RENEE

 

 

I was already nervous at the kids’ close proximity to the dead and I was even more nervous when the Infected wouldn’t retreat at the frozen deaths of their colleagues. “They’re too smart to play the victim and keep taking it,” I thought. And yet I was so relieved to get a break from the knocking, from all the pushing on the doors and the constant threat of them bursting through, that I let them carry on with their nitro-freezing.

Dorothy was the first to say something. “Watch the floor,” she said. “They’re using the classic technique of distraction to keep you from focusing on their real plan.” As usual, Dorothy was right. There were no fresh eyeballs to be seen through the space between the doors, so the ones who were “looking” through were probably on their last legs. I guess while the boys were freezing the older-dead, the freshly dead were rigging something up to flood the theater with a parasite smoothie.

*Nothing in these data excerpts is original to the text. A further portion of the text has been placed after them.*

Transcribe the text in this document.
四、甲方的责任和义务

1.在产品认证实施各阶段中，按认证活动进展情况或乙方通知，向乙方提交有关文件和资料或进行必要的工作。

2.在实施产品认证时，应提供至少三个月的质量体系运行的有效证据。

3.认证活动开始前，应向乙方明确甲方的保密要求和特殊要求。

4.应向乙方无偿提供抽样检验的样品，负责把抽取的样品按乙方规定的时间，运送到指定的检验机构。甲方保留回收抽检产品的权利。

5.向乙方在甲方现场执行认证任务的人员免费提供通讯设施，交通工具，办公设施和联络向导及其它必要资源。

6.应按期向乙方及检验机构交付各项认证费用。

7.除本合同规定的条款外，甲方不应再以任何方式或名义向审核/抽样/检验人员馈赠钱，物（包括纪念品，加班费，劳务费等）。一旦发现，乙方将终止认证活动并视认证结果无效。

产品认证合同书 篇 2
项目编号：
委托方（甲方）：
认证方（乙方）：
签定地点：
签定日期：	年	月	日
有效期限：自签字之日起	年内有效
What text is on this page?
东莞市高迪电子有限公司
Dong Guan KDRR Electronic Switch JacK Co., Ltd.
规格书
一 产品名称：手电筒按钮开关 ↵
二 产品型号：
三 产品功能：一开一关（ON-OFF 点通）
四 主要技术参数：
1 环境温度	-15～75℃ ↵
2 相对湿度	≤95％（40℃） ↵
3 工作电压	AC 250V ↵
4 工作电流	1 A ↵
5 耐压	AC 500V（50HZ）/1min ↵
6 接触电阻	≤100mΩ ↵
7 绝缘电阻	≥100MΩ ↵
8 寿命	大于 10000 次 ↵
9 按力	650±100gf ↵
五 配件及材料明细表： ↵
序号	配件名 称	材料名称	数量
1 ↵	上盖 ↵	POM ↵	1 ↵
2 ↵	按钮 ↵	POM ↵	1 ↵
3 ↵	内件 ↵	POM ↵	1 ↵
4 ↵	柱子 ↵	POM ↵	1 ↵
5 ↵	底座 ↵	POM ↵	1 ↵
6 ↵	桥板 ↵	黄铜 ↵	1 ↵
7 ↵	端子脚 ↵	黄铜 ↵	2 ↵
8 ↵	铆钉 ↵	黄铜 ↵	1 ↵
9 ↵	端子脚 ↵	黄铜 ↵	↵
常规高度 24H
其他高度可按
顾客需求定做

It was Mouse that saw the first rivulets of water creeping under the door. She screamed a scream that seemed incapable of coming from her. It was the scream of someone who couldn’t bear to watch any more of her friends die. It was a scream meant to stop anyone in their tracks no matter what they were doing. It was a scream that I could not make but could definitely feel as I faced losing two of my children after all we’ve been through.

KC, Houston, Doom, and Kaboom booked it back to us, but not before they got the soles of their shoes wet. These kids were running faster than Olympians, but the downward slope of the floor to the stage aided the water’s flow and stayed hot on their heels. What began as fingers of water turned into sheets but even so they managed to reach the stage before the water did. I was relieved, but I couldn’t let them up yet, I couldn’t let them bring that water up here with us. “Sit on the edge of the stage and kick your shoes off—they’re wet!” I bellow. The look of shock on their faces confirms they didn’t realize there was water at their feet before they started running. They kicked those shoes off like they were on fire and scurried to the back of the stage.

Jesse, Sarah, and Mouse start to grab the rearranged split kits and head for the stairs to the clubhouse, but before they can reach it Mr. Cromwell holds up his hand and in a commanding voice calls out, “Wait!”

Everyone stops in their tracks and together we watch the water rise. Dorothy, Mr. Cromwell (does this guy even have a first name?) and I tiptoe up to the edge of the stage and peer over the side. The thing is, the water isn’t rising that much. It’s at its deepest where it hits the bottom of the slope and the bottom of the slope is the stage, and even then it’s only about two to three inches deep. More water has been added to it as it seeps under the doors and down through the seats but this is sporadic and comes in waves. “There’s only salt water in the plumbing,” Mr. Cromwell says. “They can’t have a large source of infected water here.”

“They must be filling buckets of it from the flooded basement.” says Dorothy. “No one wanted to go down there, so the soldiers didn’t bother to lock it up.”

“The stage is pretty high,” I affirm, partially to myself. “Even if they form an assembly line of water buckets, they won’t be able to flood this place.” The three of us sit back with a sigh of relief. Well, not exactly relief—it’s more like we’re just too trauma-weary to care. It feels like these things are pushing us until our backs are up against the wall. First they take over our house, then our neighborhood, then the grounds of our school, then the school itself, then the theater and now the only patch left for us to live on is the stage. Why does this make me feel like an animal being herded into the corner of a cage?

They won’t let us stay here indefinitely. I look at what’s left of the Mclean Refugee Center and rally the remaining survivors. “Let’s hurry up and fill our bug-out bags with what we need. We can stay here tonight with a lookout, but have the kits up in the clubhouse ready to go to the roof.”

In the stillness that follows I hear KC turn to Nadia and say, “I win.”